Upon exiting the exhibit I was greeted with this scene.
From this distance, Emmylou was as beautiful as I ever could have imagined. Later evaluation from twenty feet out would not bear this first impression out, however.
I went back to the line and sent Steph down to see Emmylou warm up. She wandered back about five when we were let into the concert area awaiting the seven pm starting time. The kids were great and Jake called saying he would be by to pick the kids up from the zoo. I doubted they would appreciate Emmylou as much as me.
Here is Sage draining the last droplets of water from her cup.
Steph kept making comments about how she had never seen so many old people at one time, or , wow, dad, you really fit in with these people. I started to look around the grounds to see if there was a corner I could send her to, but there were to many rounded edges.
The concert began and I was able to walk right down within a few feet of Emmylou. I shouldn't have done that. If she looked the right way, she was as beautiful as ever. Any other way she looked like Joan Rivers. Why do women think that stretching old skin over old bones could ever make them look better? It is very sad.
All in all it was a great night. I got much more than I bargained for. I am very grateful to Steph for her willingness to go and see someone she had never even heard of before. I am very blessed to have such a kind, caring, and loving daughter, and the best of friends. Thank you Stephanie. Make no mistake about it, I feel that way about all of my daughters.
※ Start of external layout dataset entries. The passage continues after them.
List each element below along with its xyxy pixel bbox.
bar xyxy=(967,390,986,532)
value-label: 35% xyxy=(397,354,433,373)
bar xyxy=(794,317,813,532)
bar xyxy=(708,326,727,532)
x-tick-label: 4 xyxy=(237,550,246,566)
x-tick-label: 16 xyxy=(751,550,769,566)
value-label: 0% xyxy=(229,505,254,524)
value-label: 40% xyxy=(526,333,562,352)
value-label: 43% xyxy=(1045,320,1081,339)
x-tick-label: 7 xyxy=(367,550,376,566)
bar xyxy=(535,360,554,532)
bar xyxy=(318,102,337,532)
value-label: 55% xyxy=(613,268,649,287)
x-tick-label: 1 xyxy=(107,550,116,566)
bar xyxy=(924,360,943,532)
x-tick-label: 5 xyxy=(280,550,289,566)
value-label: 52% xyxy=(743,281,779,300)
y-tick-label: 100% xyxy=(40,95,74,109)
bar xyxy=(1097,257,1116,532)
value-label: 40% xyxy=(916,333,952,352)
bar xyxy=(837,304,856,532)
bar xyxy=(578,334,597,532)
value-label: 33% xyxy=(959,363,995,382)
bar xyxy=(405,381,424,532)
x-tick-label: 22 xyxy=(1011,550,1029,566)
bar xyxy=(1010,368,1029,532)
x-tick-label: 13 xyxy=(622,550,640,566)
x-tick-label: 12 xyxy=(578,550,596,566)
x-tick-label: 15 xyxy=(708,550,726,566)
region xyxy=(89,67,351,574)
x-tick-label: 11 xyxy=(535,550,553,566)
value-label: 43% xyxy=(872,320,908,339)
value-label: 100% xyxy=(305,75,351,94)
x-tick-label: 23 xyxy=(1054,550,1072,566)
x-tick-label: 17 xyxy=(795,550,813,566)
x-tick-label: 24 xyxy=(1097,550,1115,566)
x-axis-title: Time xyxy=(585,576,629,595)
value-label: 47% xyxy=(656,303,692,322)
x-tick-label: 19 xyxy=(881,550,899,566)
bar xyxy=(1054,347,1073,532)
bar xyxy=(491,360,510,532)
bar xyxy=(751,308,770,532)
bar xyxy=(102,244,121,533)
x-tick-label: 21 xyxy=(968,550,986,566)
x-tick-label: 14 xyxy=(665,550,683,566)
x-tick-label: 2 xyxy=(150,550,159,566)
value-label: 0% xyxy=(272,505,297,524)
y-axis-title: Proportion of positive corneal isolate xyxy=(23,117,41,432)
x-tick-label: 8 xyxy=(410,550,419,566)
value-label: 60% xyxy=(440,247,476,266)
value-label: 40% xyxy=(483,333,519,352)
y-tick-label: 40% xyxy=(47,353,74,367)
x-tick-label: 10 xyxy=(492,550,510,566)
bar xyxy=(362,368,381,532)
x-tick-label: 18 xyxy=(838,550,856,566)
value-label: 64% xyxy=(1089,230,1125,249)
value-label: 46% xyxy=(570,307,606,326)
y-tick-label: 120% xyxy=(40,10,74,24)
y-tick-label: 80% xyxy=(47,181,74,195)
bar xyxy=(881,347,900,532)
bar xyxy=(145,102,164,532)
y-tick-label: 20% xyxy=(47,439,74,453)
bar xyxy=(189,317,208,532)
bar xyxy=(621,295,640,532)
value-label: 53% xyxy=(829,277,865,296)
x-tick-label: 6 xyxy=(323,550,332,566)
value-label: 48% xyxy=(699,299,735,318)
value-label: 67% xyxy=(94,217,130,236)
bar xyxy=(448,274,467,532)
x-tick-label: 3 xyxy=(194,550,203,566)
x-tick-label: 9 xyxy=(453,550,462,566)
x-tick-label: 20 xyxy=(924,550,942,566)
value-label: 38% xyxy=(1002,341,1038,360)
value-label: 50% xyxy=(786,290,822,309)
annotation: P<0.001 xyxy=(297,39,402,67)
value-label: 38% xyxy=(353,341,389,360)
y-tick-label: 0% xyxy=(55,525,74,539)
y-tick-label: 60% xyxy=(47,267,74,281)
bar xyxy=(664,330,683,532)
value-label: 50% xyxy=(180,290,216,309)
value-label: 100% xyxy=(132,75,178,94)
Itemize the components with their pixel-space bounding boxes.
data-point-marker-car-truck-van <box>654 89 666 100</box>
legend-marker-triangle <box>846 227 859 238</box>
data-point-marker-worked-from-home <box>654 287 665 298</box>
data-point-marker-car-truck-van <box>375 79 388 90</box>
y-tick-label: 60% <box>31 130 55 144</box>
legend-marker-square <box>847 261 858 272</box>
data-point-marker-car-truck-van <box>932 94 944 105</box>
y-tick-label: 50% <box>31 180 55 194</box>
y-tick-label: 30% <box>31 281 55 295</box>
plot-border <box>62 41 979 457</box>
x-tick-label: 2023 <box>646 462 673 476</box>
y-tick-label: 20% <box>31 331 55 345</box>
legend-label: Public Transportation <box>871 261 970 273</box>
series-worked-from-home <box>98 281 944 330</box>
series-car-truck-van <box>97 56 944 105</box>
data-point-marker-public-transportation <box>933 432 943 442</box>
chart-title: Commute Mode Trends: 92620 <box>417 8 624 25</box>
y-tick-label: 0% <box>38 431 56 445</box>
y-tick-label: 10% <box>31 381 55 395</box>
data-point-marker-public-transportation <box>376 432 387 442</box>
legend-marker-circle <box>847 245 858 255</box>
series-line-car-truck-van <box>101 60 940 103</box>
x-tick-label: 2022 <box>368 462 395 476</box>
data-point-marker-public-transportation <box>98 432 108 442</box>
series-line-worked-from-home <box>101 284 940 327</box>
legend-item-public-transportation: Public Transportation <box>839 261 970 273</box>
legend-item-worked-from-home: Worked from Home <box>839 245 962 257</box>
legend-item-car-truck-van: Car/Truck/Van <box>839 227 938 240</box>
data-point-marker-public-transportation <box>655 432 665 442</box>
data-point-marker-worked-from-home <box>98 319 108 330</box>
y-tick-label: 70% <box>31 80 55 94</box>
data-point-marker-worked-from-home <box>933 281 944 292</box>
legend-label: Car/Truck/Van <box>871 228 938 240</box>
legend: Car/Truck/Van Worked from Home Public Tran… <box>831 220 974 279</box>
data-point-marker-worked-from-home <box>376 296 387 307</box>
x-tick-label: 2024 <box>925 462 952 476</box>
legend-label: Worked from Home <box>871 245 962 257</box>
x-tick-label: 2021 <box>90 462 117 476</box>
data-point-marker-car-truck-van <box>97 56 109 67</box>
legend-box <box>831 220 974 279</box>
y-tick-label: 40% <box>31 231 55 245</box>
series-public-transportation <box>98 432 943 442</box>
They are all so very special, each in their own unique way.
Wednesday, July 16, 2008
I'm not really sure what I am going to do with this blog. It all seems a bit silly, and yet, very significant, to me. I cannot go further without paying tribute to the person who means more to me than any other who has ever lived. Ardie has been gone for over fifteen years now and I have lived two lives since her passing. It is impossible to express how much she meant to me when she was alive and how much I still miss her. If I ever find the faith to keep turning till all things turn out right it will be because of my love for her and the love my children show to me. I suppose I could recommend to any wife out there, if you want to be remembered as perfect, you need only die. Whatever problems Ardie and I had, other than the ones I caused, are long forgotten. I remember her only as the most incredible wife a man could ever hope to have. She seemed to care so very much for me and was so patient and loving with me. I am grateful for the passing of time. Last year I took a rather incredible hike up the upper Lewis River here in Washington. It was a beautiful, clear, fall day and during the six miles I hiked that day I saw one other person. I was passing above the river and looking down I could see how deep and clear and still the water was. I thought to myself how wonderful it would be if Ardie could be with me, and instead of feeling pain at her absence, I smiled. I have had only a few incidents where I felt her near since her death, but I see her hand in the lives of her children often. I am so grateful for her and wish to express my love in this, my first statement, to whomever may read it.